Envoyé : jeudi 2 juillet 2015 09:46

Bonjour, camarades,


En étudiant votre document:

http://rocml.org/resolution-imperialisme/
« Conférence du 6/7/12/2014 : Résolution sur l’impérialisme aujourd’hui »


Me viennent à l’esprit quelques interrogations, que je vous soumets, dans l’attente de votre réponse:


Il apparait clairement, en relisant le bouquin de Lénine, et pas seulement la citation « brève définition », que la transformation du capitalisme industriel « ancien » en impérialisme repose essentiellement sur les banques et le capital financier, et même spéculatif (Chap 1, §28-29-30, et 38 ds l’édition INEM ).

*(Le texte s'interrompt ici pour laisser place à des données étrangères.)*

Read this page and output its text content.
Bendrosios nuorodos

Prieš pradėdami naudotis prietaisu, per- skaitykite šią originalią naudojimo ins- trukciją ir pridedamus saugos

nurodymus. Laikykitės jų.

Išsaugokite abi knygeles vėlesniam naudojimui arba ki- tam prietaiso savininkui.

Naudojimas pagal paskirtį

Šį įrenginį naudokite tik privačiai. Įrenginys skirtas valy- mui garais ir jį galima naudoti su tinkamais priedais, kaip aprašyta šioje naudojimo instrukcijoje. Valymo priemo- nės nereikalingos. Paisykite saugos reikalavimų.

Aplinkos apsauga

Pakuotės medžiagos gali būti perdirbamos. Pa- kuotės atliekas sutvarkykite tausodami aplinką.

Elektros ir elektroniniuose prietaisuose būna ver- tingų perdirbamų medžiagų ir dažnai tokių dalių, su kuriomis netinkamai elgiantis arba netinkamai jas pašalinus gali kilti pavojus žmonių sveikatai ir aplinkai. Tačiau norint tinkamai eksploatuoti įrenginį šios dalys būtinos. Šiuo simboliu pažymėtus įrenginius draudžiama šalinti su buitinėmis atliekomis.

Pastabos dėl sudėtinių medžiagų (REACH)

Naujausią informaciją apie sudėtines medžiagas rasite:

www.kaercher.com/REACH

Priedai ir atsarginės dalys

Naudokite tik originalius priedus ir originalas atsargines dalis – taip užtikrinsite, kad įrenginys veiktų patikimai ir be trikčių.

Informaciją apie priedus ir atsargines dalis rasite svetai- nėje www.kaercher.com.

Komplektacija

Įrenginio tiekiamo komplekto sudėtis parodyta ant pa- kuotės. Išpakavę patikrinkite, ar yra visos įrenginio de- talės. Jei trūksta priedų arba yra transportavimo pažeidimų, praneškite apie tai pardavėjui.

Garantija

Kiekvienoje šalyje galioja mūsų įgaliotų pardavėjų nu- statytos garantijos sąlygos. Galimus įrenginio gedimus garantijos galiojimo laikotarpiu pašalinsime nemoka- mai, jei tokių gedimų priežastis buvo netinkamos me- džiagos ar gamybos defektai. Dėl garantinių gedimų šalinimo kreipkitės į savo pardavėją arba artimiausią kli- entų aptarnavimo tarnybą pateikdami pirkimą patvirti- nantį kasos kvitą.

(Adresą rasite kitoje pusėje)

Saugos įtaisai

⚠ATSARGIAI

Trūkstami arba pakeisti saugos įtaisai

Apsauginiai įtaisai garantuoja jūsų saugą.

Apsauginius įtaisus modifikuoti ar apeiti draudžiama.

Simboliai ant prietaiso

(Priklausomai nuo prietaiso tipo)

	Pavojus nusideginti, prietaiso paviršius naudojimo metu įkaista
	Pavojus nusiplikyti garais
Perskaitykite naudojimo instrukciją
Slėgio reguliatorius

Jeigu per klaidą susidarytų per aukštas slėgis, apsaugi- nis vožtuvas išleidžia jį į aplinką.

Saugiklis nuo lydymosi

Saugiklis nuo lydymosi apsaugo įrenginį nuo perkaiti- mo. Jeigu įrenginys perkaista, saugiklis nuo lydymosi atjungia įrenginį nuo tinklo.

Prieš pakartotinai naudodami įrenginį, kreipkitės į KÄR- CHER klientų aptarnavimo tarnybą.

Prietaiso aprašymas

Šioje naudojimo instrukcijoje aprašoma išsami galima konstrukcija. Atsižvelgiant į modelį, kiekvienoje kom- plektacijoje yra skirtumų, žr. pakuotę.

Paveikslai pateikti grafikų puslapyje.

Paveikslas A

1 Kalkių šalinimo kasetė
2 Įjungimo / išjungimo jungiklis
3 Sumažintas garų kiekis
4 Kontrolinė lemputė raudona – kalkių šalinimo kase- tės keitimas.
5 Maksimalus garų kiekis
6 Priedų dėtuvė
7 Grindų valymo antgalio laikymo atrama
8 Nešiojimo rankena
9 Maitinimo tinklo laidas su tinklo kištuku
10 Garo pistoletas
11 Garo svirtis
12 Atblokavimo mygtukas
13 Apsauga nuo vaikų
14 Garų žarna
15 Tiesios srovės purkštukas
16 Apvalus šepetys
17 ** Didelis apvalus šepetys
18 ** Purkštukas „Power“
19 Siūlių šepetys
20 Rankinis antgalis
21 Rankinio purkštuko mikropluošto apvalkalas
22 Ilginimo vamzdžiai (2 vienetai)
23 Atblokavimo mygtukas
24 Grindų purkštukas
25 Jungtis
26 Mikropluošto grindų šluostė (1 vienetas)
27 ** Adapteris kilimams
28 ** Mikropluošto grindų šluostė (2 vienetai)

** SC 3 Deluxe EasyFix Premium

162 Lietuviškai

Il est clair que dans la fusion des deux, c’est le capital financier qui reste dominant, parce qu’il est le seul capable de réaliser non seulement les grosses concentrations monopolistes, mais aussi de tenter les exportations massives de capitaux qui conservent précisément un risque spéculatif élevé, dont le but reste le profit maximum, la rentabilité financière, l’accumulation du capital, le renouvellement et l’élargissement du cycle.


D’où déjà deux premières questions, qui portent donc sur la notion de de Capitalisme monopoliste d’état et de social-impérialisme appliquées à l’URSS:


1)Où trouve-t-on, dans l’histoire de l’URSS, ces phénomènes de fusion et de concentration, d’exportation de capitaux financiers spéculatifs, de renouvellement et d’élargissement du cycle, et en fin de compte d’accumulation du capital financier?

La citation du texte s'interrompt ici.